ChrisRackauckas
commented
7 months ago You do have it in the unknowns of the initialization problem:
julia> isys = generate_initializesystem(sys)
Model pend with 8 equations
Unknowns (10):
θˍt(t) [defaults to 0.0]
θ(t)
⋮
Parameters (3):
g
L
⋮
julia> isys = structural_simplify(isys; fully_determined = false)
Model pend with 4 equations
Unknowns (6):
λ(t)
θˍtt(t) [defaults to 0.0]
⋮
Parameters (3):
g
L
⋮
julia> equations(isys)
4-element Vector{Equation}:
0 ~ -q₁ˍtt(t) + L*θˍtt(t)*cos(θ(t)) - L*sin(θ(t))*(θˍt(t)^2)
0 ~ -q₁(t) + L*sin(θ(t))
0 ~ -q₂ˍtt(t) - L*sin(θ(t))*θˍtt(t) - L*cos(θ(t))*(θˍt(t)^2)
0 ~ -q₁ˍt(t) + L*cos(θ(t))*θˍt(t)
julia> unknowns(isys)
6-element Vector{SymbolicUtils.BasicSymbolic{Real}}:
λ(t)
θˍtt(t)
θ(t)
θˍt(t)
q₁(t)
q₁ˍt(t)Why it doesn't solve 0 ~ -q₁(t) + L*sin(θ(t)) is a good question though since it does for the determined form:
julia> observed(sys)
6-element Vector{Equation}:
q₁(t) ~ L*sin(θ(t))
q₂(t) ~ L*cos(θ(t))
q₂ˍtt(t) ~ -L*sin(θ(t))*θˍtt(t) - L*cos(θ(t))*(θˍt(t)^2)

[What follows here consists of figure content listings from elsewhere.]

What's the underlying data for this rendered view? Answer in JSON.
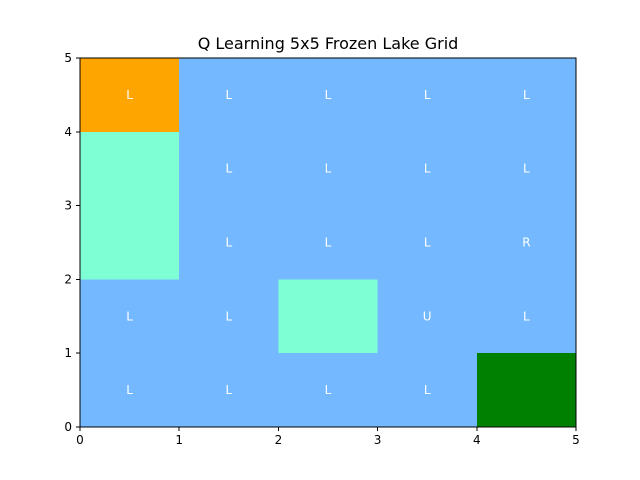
{
  "chart_data": {
    "type": "heatmap",
    "title": "Q Learning 5x5 Frozen Lake Grid",
    "xlabel": "",
    "ylabel": "",
    "xlim": [
      0,
      5
    ],
    "ylim": [
      0,
      5
    ],
    "x_ticks": [
      "0",
      "1",
      "2",
      "3",
      "4",
      "5"
    ],
    "y_ticks": [
      "0",
      "1",
      "2",
      "3",
      "4",
      "5"
    ],
    "grid": false,
    "rows": 5,
    "cols": 5,
    "colors": {
      "frozen": "#74b9ff",
      "start": "#ffa500",
      "hole": "#7fffd4",
      "goal": "#008000"
    },
    "cells": [
      {
        "row": 4,
        "col": 0,
        "kind": "start",
        "action": "L"
      },
      {
        "row": 4,
        "col": 1,
        "kind": "frozen",
        "action": "L"
      },
      {
        "row": 4,
        "col": 2,
        "kind": "frozen",
        "action": "L"
      },
      {
        "row": 4,
        "col": 3,
        "kind": "frozen",
        "action": "L"
      },
      {
        "row": 4,
        "col": 4,
        "kind": "frozen",
        "action": "L"
      },
      {
        "row": 3,
        "col": 0,
        "kind": "hole",
        "action": ""
      },
      {
        "row": 3,
        "col": 1,
        "kind": "frozen",
        "action": "L"
      },
      {
        "row": 3,
        "col": 2,
        "kind": "frozen",
        "action": "L"
      },
      {
        "row": 3,
        "col": 3,
        "kind": "frozen",
        "action": "L"
      },
      {
        "row": 3,
        "col": 4,
        "kind": "frozen",
        "action": "L"
      },
      {
        "row": 2,
        "col": 0,
        "kind": "hole",
        "action": ""
      },
      {
        "row": 2,
        "col": 1,
        "kind": "frozen",
        "action": "L"
      },
      {
        "row": 2,
        "col": 2,
        "kind": "frozen",
        "action": "L"
      },
      {
        "row": 2,
        "col": 3,
        "kind": "frozen",
        "action": "L"
      },
      {
        "row": 2,
        "col": 4,
        "kind": "frozen",
        "action": "R"
      },
      {
        "row": 1,
        "col": 0,
        "kind": "frozen",
        "action": "L"
      },
      {
        "row": 1,
        "col": 1,
        "kind": "frozen",
        "action": "L"
      },
      {
        "row": 1,
        "col": 2,
        "kind": "hole",
        "action": ""
      },
      {
        "row": 1,
        "col": 3,
        "kind": "frozen",
        "action": "U"
      },
      {
        "row": 1,
        "col": 4,
        "kind": "frozen",
        "action": "L"
      },
      {
        "row": 0,
        "col": 0,
        "kind": "frozen",
        "action": "L"
      },
      {
        "row": 0,
        "col": 1,
        "kind": "frozen",
        "action": "L"
      },
      {
        "row": 0,
        "col": 2,
        "kind": "frozen",
        "action": "L"
      },
      {
        "row": 0,
        "col": 3,
        "kind": "frozen",
        "action": "L"
      },
      {
        "row": 0,
        "col": 4,
        "kind": "goal",
        "action": ""
      }
    ]
  }
}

q₁ˍt(t) ~ L*cos(θ(t))*θˍt(t)
q₂ˍt(t) ~ -L*sin(θ(t))*θˍt(t)
q₁ˍtt(t) ~ -q₁(t)*λ(t)But that just means you need to supply a guess. If the tearing can be made eager in the non-determined form that would be nice.
but we don't even have
q₁inunknowns